As far as contracts go, it's more like the Prince's doing. We have a standard contract: 50 % of the receipts for us, 50 % for Pierre Cardin. There is a clause in the contract that stipulates that in the event of termination, the theatre owes us money in proportion to the admissions and fixed costs of the show. We asked to play until the end, which they refused. So we are asking for compensation that we are currently evaluating, which will be about 100,000 francs.
But it is a loss that is difficult to quantify: we are at the end of the season; after eight days of performances, a dynamic has been set in motion among the actors... Not to mention the conditions of reception at the theatre: we had no dressing rooms, the only ones available being occupied by Thierry Harcourt's troupe, which is playing Tristan and Isolde. We had thought of installing ourselves in the toilets, but Pierre Cardin refused to put locks so as not to make holes in the wall. To say...

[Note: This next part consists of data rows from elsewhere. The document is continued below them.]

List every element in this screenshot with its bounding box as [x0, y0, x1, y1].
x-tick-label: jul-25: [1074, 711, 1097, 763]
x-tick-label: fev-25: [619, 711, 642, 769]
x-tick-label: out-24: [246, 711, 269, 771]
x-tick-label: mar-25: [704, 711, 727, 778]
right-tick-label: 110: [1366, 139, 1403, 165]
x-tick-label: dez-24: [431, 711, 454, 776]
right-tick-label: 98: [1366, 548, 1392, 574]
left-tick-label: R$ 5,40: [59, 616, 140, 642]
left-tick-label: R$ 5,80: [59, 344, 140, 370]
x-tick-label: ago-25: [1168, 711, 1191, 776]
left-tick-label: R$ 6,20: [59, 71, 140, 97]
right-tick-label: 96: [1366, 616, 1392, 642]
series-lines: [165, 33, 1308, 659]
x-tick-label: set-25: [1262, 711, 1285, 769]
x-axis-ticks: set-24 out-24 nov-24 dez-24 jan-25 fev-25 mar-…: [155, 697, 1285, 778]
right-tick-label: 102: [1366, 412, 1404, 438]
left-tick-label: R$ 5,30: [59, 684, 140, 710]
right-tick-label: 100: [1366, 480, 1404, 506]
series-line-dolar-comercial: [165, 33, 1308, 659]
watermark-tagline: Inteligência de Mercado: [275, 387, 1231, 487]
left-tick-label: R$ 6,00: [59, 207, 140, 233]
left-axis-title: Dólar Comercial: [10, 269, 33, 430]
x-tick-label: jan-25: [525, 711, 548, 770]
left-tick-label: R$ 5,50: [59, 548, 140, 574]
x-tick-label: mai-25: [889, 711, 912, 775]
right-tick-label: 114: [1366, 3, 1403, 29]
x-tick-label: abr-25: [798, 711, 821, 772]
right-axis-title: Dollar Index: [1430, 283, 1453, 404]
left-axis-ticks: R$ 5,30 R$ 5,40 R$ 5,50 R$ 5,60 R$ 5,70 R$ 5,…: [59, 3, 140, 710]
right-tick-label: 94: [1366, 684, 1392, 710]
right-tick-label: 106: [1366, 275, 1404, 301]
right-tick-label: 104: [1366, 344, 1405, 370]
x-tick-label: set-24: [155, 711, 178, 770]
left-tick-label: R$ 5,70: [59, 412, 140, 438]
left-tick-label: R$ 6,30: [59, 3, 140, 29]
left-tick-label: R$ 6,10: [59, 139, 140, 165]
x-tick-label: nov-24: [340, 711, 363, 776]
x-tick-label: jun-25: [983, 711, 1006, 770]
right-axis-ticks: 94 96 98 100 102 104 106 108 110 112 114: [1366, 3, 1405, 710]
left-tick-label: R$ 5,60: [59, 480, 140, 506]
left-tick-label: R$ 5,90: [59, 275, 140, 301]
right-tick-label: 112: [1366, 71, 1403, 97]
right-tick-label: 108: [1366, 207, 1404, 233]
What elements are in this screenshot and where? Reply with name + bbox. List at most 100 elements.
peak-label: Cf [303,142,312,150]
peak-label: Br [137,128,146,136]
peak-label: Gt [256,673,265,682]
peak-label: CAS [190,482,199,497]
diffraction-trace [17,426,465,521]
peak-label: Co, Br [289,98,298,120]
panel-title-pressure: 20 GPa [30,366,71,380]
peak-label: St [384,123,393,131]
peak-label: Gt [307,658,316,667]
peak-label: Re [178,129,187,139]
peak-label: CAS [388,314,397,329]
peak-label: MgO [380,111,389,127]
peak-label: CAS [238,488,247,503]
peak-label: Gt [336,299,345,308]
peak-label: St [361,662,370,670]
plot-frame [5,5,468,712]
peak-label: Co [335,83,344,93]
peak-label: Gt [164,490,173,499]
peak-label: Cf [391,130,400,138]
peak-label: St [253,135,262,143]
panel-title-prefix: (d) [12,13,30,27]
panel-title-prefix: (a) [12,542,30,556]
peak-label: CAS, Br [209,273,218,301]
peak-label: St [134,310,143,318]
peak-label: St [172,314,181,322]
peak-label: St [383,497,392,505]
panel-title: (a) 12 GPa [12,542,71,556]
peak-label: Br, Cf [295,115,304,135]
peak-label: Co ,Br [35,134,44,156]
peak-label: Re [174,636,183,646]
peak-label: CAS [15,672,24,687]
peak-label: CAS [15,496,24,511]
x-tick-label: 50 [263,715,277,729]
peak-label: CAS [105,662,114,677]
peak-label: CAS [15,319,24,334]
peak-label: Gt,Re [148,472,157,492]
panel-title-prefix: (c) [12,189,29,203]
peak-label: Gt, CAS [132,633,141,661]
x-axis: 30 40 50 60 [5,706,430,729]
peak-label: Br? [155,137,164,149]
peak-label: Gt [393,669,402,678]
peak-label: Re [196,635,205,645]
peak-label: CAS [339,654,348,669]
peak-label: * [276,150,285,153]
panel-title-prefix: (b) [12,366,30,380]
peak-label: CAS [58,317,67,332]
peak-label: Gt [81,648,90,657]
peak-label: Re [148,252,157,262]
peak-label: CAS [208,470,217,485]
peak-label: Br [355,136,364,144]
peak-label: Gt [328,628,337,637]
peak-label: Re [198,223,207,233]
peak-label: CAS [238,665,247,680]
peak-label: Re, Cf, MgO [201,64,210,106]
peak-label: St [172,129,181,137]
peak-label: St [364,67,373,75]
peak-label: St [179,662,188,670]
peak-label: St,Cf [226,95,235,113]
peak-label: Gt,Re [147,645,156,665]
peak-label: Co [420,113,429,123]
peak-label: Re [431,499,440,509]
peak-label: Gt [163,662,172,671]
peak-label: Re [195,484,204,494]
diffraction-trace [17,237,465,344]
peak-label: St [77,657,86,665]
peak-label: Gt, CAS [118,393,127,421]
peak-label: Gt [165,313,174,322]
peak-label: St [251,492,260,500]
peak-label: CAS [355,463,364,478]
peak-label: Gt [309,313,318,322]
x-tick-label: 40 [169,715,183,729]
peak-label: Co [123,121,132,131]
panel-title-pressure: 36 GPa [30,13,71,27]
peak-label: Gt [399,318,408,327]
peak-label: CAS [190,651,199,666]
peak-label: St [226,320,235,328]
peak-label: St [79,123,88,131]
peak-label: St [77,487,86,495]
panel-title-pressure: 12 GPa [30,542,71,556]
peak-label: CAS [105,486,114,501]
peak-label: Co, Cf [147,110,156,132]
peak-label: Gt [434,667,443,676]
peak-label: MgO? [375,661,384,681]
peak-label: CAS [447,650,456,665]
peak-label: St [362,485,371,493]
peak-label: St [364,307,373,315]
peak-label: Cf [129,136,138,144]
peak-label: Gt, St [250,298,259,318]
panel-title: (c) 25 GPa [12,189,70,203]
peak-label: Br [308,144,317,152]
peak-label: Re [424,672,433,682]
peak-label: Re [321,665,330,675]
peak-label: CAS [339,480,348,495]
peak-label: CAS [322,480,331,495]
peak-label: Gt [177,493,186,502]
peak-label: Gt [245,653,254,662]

Why did he not like the show?
I quote: "I cannot be associated with this show, as I am the president of pedofolio. Nice slip of the tongue. In fact, I felt sorry for him. It's not very flattering to be censured by Pierre Cardin, who is neither very intelligent nor very analytical, especially when it comes to thinking about the performance. I'm not interested in staging, but I am interested in thinking about representation. In fact, at the end of PuritansI really wanted my next work to be... an asshole filter. The subject of the show is obviously not paedophilia. I think what shocked him were the slide images projected and commented on, Godard-style, by a caricatured and rude TV presenter. Yes, they are pornographic, scatological images, but they are not there to glorify them. That's not what the show is about. Through TV and the media, it is about questioning this terrible need to always find a scapegoat rather than reconsidering society and what is wrong with it. We could talk about Just of a cheap Fellinian aesthetic, with a random sequence, like in video games. Here, it is the audience that draws cards from which the actors start: whatever the entrance door, it 'fictionalises' in one way or another, with deliberately outré, clownish acting. It's true that I don't like realism. In the theatre, when you play with fake blood, what I like is to play the pain. Which is, compared to film tricks, really a question of representation. The RighteousIt is the mirror of a certain social ambivalence. I think it is necessary to go to extremes, against the consensus, which was already the case with The Puritans. Nowadays, we can talk about a lot of things, everything in fact, as long as we are serious, but as soon as we enter into a form of derision, nothing works.

Fabienne Arvers
18 June 2001

David Noir

David Noir, performer, actor, author, director, singer, visual artist, video maker, sound designer, teacher... carries his polymorphous nudity and his costumed childhood under the eyes and ears of anyone who wants to see and hear.